The Bonfire of the Vanities,
EUA, 1990.


Com TOM HANKS, BRUCE WILLIS, MELANIE GRIFFTH, MORGAN FREEMAN, KIM CATTRALL, SAUL RUBINEK, JOHN HANCOCK, KEVIN DUNN, CLIFTON JAMES, LOUIS GIAMBALVO, BARTON HEYMAN, NORMAN PARKER, DONALD MOFFAT, ALAN KING, KIRSTEN DUNST, F. MURRAY ABRAHAM.

Desenhista de Produção: RICHARD SYLBERT. Produtora associada: MONICA GOLDSTEIN. Co-produção: FRED C. CARUSO. Música: DAVE GRUSIN. Fotografia: VILMOS ZSIGMOND. Direção de Arte: GREGORY BOLTON, PETER LANDSDOWN SMITH. Montagem: BILL PANKOW, DAVID RAY. Produção Executiva: PETER GUBER, JON PETERS. Roteiro: MICHAEL CRISTOFER. Produção e direção: BRIAN DE PALMA.

Estréia no RJ:




Sinopse e comentário.



    Sherman McCoy, é um frio corretor de Wall Street que ganha comissões milionárias e se considera "o dono do mundo". Um dia, após buscar a sua amante, Maria Ruskin, no aeroporto, pega um desvio errado e, ao invés de ir para Manhattan, acaba no Bronx. Ao sair do carro para retirar uma barreira que impedia a sua passagem, é abordado por dois possíveis assaltantes negros. Consegue escapar, mas, na fuga, a sua amante, que assumira a direção do carro, acaba atropelando um dos rapazes. A partir desse momento, Sherman se vê no meio de uma grande trama que envolve, interesses políticos e financeiros, promotores exibicionistas, jornalistas sensacionalistas e religiosos interesseiros. Essa trama, o leva à ruína ao mesmo tempo que lança Peter Fallow, um jornalista bêbado e fracassado, ao estrelato.


    A Fogueira das Vaidades é uma adaptação do livro de Tom Wolfe para o cinema.
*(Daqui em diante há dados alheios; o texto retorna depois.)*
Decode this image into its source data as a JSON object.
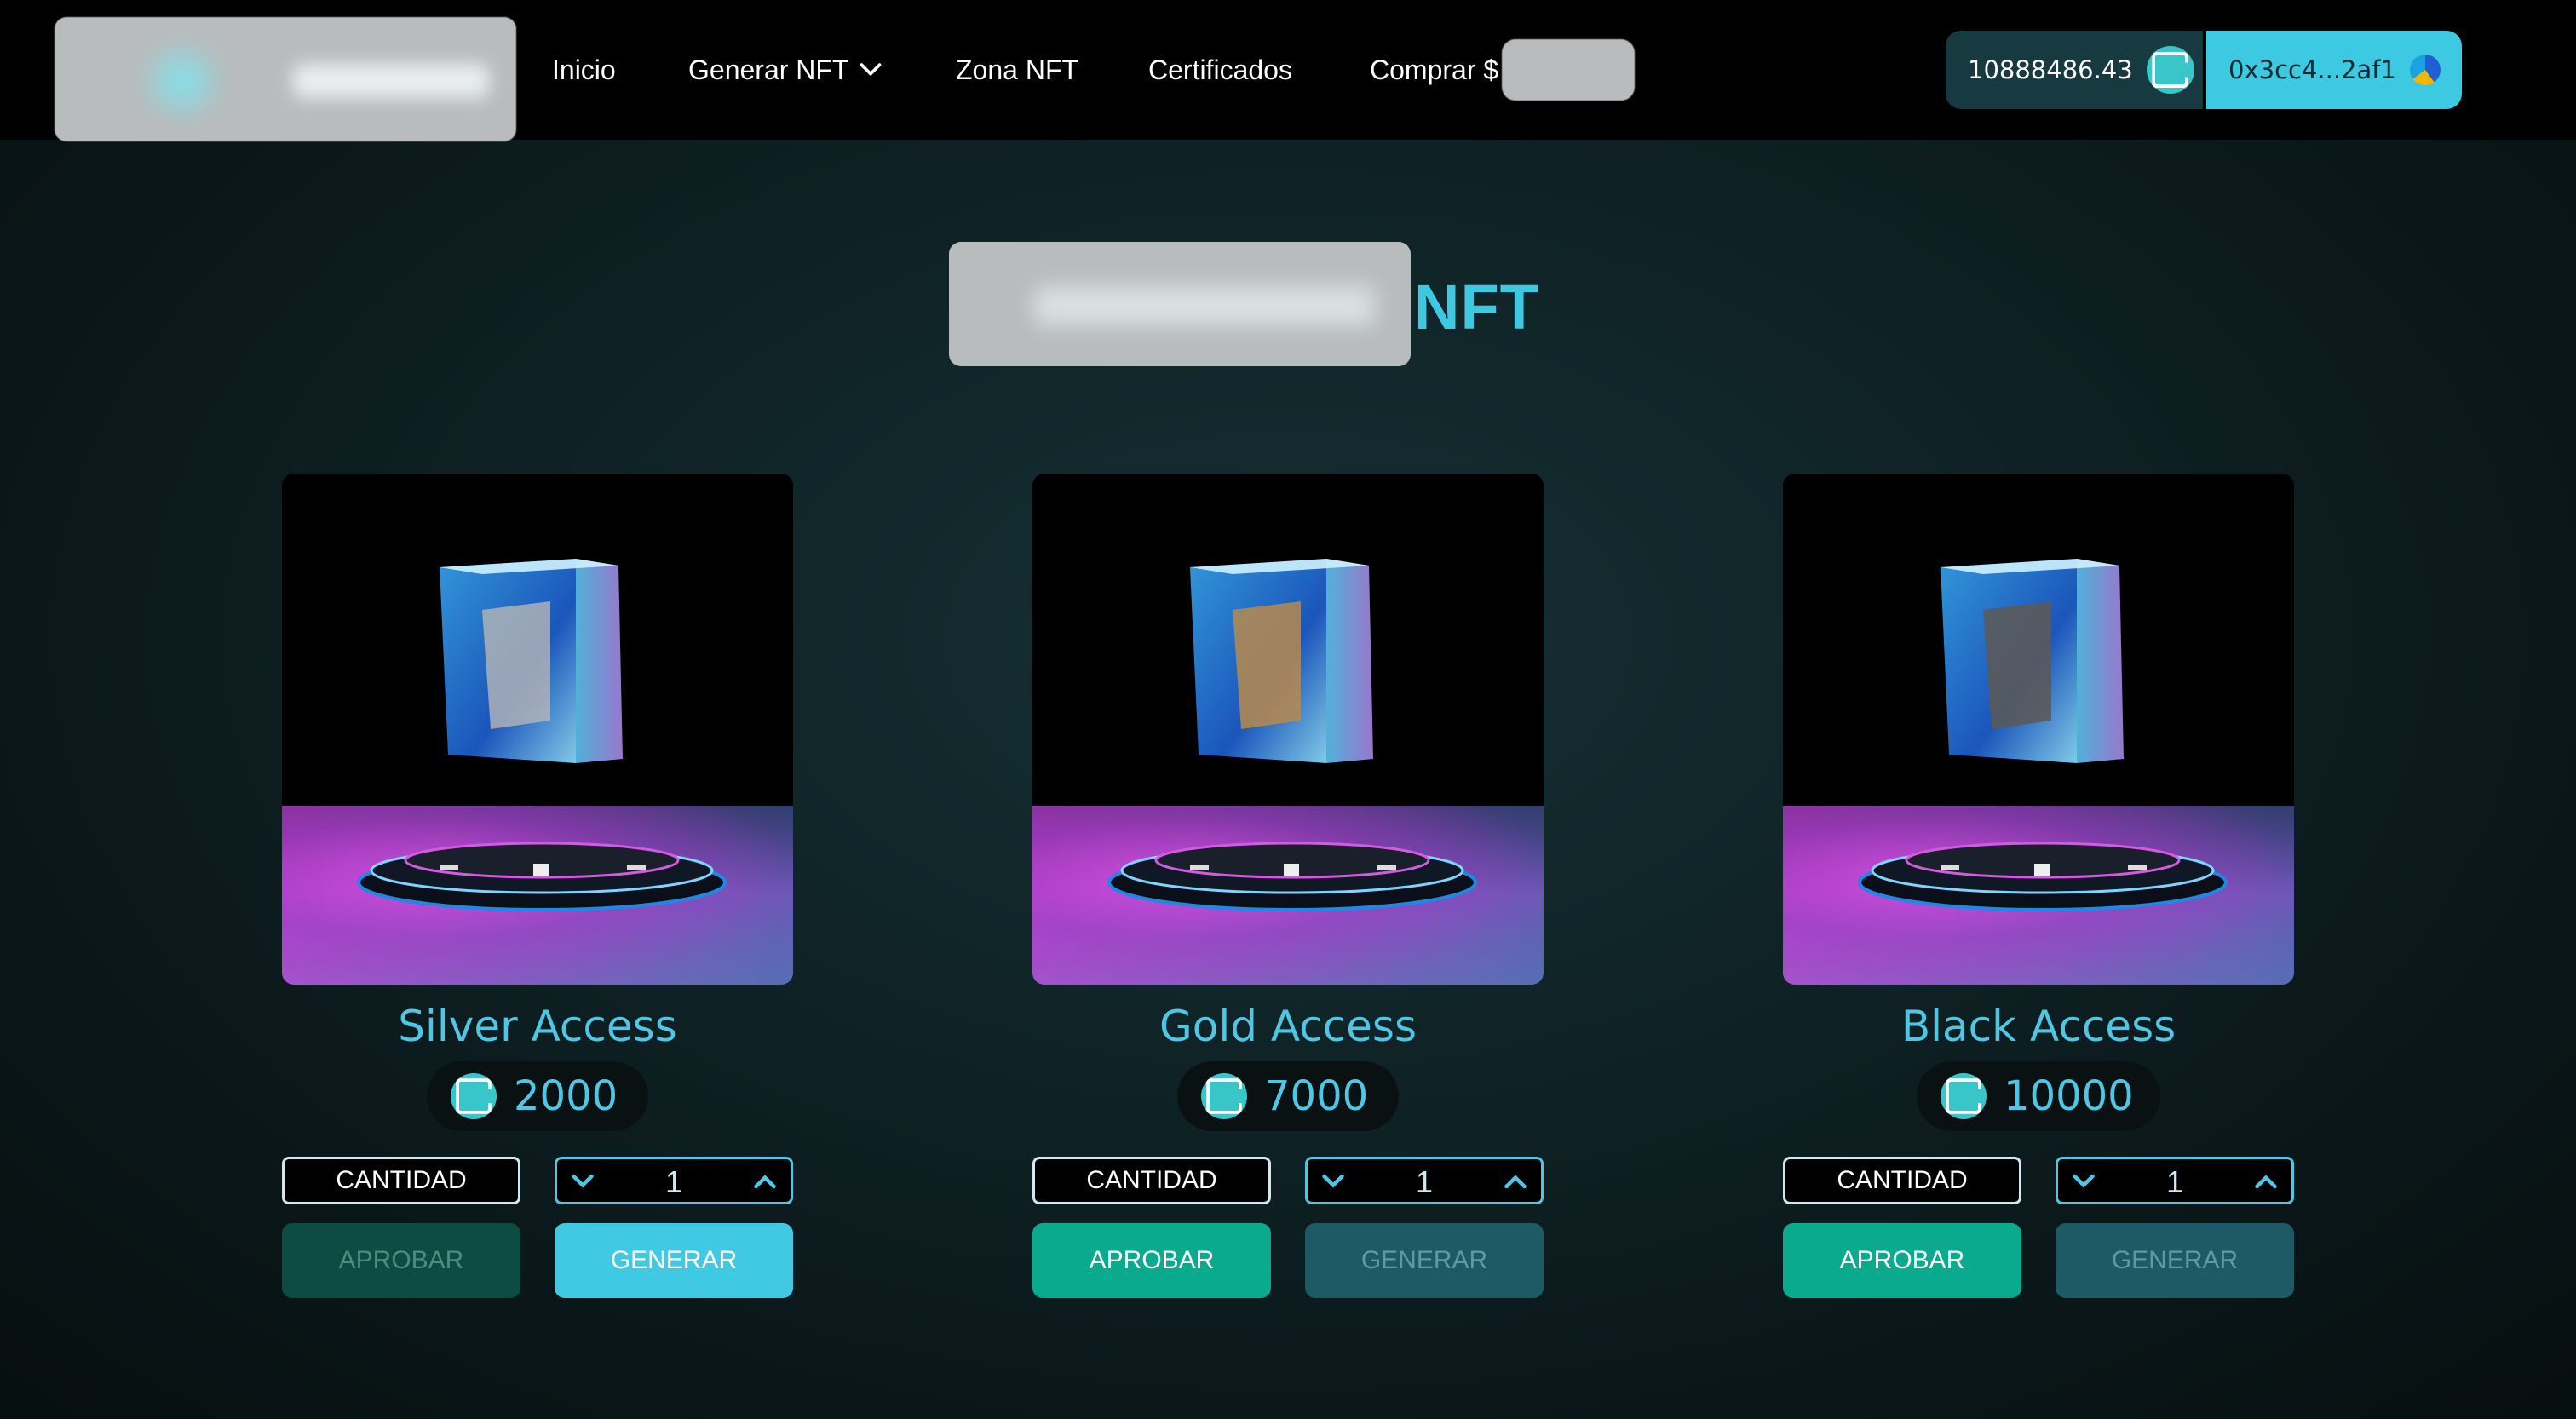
{
  "nav": {
    "items": [
      "Inicio",
      "Generar NFT",
      "Zona NFT",
      "Certificados",
      "Comprar $"
    ]
  },
  "wallet": {
    "balance": "10888486.43",
    "address": "0x3cc4...2af1"
  },
  "page": {
    "title_suffix": "NFT"
  },
  "cards": [
    {
      "name": "Silver Access",
      "price": "2000",
      "quantity_label": "CANTIDAD",
      "quantity": "1",
      "approve_label": "APROBAR",
      "generate_label": "GENERAR",
      "approve_state": "disabled",
      "generate_state": "enabled",
      "slab_color": "#b7b7b7"
    },
    {
      "name": "Gold Access",
      "price": "7000",
      "quantity_label": "CANTIDAD",
      "quantity": "1",
      "approve_label": "APROBAR",
      "generate_label": "GENERAR",
      "approve_state": "enabled",
      "generate_state": "disabled",
      "slab_color": "#b88a4e"
    },
    {
      "name": "Black Access",
      "price": "10000",
      "quantity_label": "CANTIDAD",
      "quantity": "1",
      "approve_label": "APROBAR",
      "generate_label": "GENERAR",
      "approve_state": "enabled",
      "generate_state": "disabled",
      "slab_color": "#5a5a5a"
    }
  ],
  "colors": {
    "accent": "#3cc9e1",
    "approve_enabled": "#0aaa8e",
    "generate_enabled": "#40c9e2"
  }
}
Narrado pelo jornalista Peter Fallow, mostra a partir de uma alegoria (a estrada errada que ele pega é uma metáfora para a estrada errada da vida que ele seguia), como um caminho errado pode conduzir à desgraça. Mas não é só. Essa alegoria piegas é apenas o ponto de partida para uma crítica dos valores da sociedade contemporânea, onde os interesses pessoais e a manipulação da informação podem, muito mais do que um simples caminho errado, alterar toda a vida de dois homens.


    Nessa história não há santos. Quase todos os personagens não têm um pingo de caráter. Sherman é um homem que se acha o maioral, que não vê limites nos negócios em Wall Street e que trai a esposa descaradamente. Sua esposa, uma mulher fútil, sabe que é traída, mas só se incomoda com isso quando a história cai na boca da imprensa. Sua amante é o estereótipo da mulher bonita e burra. Casada com um homem bem mais velho, só quer saber de sexo, tem mais de um amante e só pensa em si. O promotor quer se tornar prefeito, e para isso, precisa dos votos da comunidade negra e pobre. Para obtê-los, tenta, a todo custo, levar um branco à condenação. O assistente do promotor só quer agradar o chefe para lucrar de algum modo. O Reverendo negro só pensa em dinheiro e a mãe do rapaz atropelado também. Testemunhas cometem perjúrio. O jornalista é um bêbado e fracassado, e como não tem nada a perder, aceita fazer qualquer coisa que lhe proporcione algum dinheiro e explora um acidente de modo sensacionalista, transformando um delinqüente em um mártir negro.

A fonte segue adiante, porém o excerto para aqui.